Berlin Deutsch-türkisches Krisentreffen

Berlin · Hart, aber freundlich: So beschreibt Bundesaußenminister Sigmar Gabriel das Gespräch mit seinem türkischen Kollegen Çavusoglu.

75 Minuten dauerte das Frühstück im Hotel Adlon. Dann hatten sich Sigmar Gabriel und Mevlüt Çavusoglu über die wichtigsten Konfliktthemen zwischen Deutschland und der Türkei ausgesprochen: Der deutsche Außenminister sprach die Inhaftierung des Journalisten Deniz Yücel und die jüngsten Nazi-Vergleiche an, sein türkischer Amtskollege die türkischen Wahlkampfauftritte auf deutschem Boden im Vorfeld des Verfassungsreferendums. Am Abend sagte der türkische Tourismusminister Nabi Avci einen Wahlkampfauftritt in Berlin-Kreuzberg ab.

Gabriel erwähnte den Namen anschließend nicht, doch Çavusoglu sagte, worum es ihm vor allem ging: Staatspräsident Recep Tayyip Erdogan will nach Deutschland kommen, um die 1,4 Millionen stimmberechtigten Türken direkt anzusprechen.

Gabriel machte seinem Kollegen dem Vernehmen nach nachdrücklich klar, dass die Türkei ihre Probleme nicht nach Deutschland tragen darf. Und er zog auch eine rote Linie: Wenn die Nazi-Vergleiche nicht aufhören, werde Deutschland auch seine Bereitschaft überdenken, Wahlkampfauftritte zuzulassen. Die Regeln von Gesetz und Anstand müssten eingehalten werden. Klartext auch zum Fall Yücel: Die Türkei könne eine Normalisierung der deutschen-türkischen Beziehungen nicht erwarten, solange der Journalist eingesperrt sei. Zunächst gehe es darum, die konsularische Betreuung aufnehmen zu können. Daran werde gearbeitet, sagte Çavusoglu. Zu den Nazi-Vergleichen hielt Gabriel vor der Presse fest: "Es gibt Grenzen, die man nicht überschreiten darf."

Çavusoglu fuhr anschließend vom Hotel Adlon zur internationalen Tourismusbörse, wo er zunächst wieder scharfe Töne anstimmte. Er sprach von Feindseligkeiten deutscher Politiker und Medien, kritisierte eine "Tendenz zur Islamfeindlichkeit". Dass die aktuellen Praktiken denen der Nazi-Zeit ähnelten, diese Äußerung vom Vortag wiederholte er nicht mehr. Vielmehr appellierte er: "Wir sollten unser feindseliges Verhalten beenden."

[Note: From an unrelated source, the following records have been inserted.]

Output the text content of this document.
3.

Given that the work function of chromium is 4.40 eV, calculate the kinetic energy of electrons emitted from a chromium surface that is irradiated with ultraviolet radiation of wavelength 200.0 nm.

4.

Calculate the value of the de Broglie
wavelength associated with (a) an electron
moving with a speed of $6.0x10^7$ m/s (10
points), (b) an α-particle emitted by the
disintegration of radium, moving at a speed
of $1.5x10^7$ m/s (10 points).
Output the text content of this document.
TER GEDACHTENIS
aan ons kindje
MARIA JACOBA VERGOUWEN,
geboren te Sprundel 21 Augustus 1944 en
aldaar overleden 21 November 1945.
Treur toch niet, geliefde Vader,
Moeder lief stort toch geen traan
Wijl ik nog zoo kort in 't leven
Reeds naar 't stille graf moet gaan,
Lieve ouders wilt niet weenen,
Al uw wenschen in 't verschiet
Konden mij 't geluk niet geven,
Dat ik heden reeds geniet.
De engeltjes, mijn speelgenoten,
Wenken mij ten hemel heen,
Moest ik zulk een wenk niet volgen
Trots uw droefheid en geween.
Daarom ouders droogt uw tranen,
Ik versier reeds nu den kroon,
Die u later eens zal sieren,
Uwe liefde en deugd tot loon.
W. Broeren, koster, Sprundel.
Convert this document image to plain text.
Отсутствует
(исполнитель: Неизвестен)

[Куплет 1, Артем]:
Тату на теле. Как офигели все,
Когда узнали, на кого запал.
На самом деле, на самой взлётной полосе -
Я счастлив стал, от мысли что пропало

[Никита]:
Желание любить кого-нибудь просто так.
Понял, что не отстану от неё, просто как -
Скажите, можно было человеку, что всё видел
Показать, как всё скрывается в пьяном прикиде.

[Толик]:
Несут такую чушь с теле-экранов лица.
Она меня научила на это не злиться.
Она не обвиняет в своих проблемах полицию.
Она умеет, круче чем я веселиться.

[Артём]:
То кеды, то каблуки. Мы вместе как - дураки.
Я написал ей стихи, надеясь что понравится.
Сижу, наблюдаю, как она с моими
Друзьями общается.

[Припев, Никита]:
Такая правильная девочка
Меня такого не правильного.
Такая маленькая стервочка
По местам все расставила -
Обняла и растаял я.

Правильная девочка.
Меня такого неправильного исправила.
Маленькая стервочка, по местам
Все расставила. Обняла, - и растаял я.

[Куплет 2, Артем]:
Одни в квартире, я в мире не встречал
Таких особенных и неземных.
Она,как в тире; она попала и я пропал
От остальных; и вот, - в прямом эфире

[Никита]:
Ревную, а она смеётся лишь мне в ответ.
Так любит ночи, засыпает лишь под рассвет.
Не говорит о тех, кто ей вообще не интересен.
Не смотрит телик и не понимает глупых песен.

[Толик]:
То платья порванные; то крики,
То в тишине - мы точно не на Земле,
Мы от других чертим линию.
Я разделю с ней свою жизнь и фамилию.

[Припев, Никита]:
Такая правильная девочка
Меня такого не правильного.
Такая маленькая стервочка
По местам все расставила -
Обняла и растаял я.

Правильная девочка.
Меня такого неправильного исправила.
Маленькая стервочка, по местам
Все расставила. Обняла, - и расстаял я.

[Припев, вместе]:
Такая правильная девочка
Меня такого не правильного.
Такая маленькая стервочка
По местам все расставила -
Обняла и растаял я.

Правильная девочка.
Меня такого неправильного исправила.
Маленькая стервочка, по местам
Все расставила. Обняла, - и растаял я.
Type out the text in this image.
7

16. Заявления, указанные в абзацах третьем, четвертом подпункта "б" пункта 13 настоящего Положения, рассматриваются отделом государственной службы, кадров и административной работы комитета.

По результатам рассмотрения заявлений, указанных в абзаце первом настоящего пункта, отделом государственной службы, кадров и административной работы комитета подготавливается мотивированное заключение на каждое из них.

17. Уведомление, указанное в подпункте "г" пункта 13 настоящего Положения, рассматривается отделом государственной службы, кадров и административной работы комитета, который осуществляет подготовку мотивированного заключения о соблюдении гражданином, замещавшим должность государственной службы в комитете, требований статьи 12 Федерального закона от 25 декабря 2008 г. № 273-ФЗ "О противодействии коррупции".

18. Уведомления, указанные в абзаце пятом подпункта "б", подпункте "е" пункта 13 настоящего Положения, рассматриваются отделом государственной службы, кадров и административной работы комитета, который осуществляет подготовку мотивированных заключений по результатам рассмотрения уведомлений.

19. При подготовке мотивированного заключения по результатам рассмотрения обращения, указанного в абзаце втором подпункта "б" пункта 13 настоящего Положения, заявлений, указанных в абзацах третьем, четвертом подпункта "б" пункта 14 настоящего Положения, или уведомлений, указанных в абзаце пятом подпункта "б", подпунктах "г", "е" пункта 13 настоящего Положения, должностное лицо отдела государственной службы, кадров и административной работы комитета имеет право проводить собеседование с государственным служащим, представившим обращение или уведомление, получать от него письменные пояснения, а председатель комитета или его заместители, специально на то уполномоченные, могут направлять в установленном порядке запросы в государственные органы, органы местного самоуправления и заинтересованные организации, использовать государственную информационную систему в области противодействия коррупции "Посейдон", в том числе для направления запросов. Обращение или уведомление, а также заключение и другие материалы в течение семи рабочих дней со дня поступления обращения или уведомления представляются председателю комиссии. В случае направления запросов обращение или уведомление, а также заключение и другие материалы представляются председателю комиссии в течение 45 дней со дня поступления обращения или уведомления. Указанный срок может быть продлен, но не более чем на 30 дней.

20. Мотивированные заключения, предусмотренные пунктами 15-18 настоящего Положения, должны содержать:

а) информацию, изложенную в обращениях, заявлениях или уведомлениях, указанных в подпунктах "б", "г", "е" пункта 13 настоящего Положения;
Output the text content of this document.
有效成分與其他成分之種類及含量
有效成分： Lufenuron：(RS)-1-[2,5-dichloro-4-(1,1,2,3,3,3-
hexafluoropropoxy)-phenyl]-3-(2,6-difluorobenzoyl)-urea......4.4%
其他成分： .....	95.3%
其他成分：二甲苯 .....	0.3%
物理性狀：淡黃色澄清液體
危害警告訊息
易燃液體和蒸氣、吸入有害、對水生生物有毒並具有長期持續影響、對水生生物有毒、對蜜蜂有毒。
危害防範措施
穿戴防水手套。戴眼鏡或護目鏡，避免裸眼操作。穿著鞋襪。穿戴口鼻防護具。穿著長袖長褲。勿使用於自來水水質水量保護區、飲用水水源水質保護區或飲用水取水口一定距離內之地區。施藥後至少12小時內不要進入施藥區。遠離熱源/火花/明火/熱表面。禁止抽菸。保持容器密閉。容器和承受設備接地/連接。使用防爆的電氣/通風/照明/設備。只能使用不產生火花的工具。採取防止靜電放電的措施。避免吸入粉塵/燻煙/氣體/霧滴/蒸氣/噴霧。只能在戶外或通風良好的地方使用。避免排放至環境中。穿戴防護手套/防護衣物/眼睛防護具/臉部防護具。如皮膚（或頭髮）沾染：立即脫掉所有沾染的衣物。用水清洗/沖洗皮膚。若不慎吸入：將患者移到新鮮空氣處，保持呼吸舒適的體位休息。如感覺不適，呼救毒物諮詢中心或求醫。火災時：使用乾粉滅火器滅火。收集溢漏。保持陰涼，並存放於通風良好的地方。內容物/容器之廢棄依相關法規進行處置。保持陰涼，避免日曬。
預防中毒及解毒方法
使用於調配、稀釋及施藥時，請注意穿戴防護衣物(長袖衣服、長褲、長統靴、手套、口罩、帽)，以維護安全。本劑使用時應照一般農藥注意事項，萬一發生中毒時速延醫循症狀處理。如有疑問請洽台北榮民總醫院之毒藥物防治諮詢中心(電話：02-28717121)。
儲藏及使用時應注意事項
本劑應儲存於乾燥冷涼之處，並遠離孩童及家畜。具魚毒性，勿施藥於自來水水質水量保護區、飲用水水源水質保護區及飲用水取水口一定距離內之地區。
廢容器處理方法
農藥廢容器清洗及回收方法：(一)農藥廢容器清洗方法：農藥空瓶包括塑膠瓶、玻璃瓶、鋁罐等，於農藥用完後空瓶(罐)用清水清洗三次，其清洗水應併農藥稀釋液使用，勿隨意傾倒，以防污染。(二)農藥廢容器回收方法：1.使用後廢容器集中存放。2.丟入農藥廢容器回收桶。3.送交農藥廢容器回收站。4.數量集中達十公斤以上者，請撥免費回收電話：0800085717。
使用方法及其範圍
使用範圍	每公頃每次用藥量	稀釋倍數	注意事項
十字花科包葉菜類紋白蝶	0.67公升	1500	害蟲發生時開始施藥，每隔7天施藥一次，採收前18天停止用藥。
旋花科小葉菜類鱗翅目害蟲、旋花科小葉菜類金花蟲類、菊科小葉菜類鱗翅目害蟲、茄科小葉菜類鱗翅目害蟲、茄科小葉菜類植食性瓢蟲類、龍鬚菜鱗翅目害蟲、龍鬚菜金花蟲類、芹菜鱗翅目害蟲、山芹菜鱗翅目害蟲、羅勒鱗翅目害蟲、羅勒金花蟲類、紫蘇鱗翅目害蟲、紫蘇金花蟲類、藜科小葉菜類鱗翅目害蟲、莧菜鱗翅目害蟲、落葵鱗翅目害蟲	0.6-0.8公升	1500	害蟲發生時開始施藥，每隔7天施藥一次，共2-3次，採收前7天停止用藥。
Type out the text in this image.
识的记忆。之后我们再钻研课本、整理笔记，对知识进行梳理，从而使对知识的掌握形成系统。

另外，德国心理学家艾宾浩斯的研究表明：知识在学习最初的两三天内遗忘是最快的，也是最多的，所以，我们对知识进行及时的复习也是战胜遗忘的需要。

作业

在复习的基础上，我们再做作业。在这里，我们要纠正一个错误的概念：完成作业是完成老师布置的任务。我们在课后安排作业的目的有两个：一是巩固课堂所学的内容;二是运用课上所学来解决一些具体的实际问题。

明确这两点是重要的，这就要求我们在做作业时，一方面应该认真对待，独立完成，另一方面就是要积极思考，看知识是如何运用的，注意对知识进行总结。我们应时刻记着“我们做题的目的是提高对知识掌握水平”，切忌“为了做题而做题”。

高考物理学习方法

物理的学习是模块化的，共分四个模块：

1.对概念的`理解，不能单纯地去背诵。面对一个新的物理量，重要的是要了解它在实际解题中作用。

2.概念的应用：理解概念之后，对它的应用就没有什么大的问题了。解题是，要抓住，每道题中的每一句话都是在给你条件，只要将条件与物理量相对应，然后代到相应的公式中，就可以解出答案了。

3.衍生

Die Außenpolitiker der Koalition begrüßten das Treffen, warnten aber vor zu großen Erwartungen. "Ob es in der Folge zu einer Beruhigung der Lage kommen kann, wird nun vom Verhalten der türkischen Regierung abhängen, die mit ihren bodenlosen Vorwürfen für diese Eskalation die Verantwortung trägt", erklärte SPD-Außenexperte Niels Annen. Nach Meinung der Union muss "auch eine weitere Belastung des deutsch-türkischen Verhältnisses in Kauf genommen" werden. "Mittel- und langfristig würde es uns auf die Füße fallen, wenn wir jetzt den Mantel des Schweigens über die offensichtlichen Fehlentwicklungen in der Türkei decken", sagte Unionsaußenexperte Jürgen Hardt unserer Redaktion.

Die Teilnahme am türkischen Referendum am 16. April soll nach einem Wunsch der Türkei in einer ganzen Reihe von deutschen Städten möglich sein. Wie unsere Redaktion aus dem NRW-Innenministerium erfuhr, könnte die Stimmabgabe in den Generalkonsulaten in Düsseldorf, Köln und Münster sowie in einer türkischen Bildungseinrichtung in Dortmund erfolgen.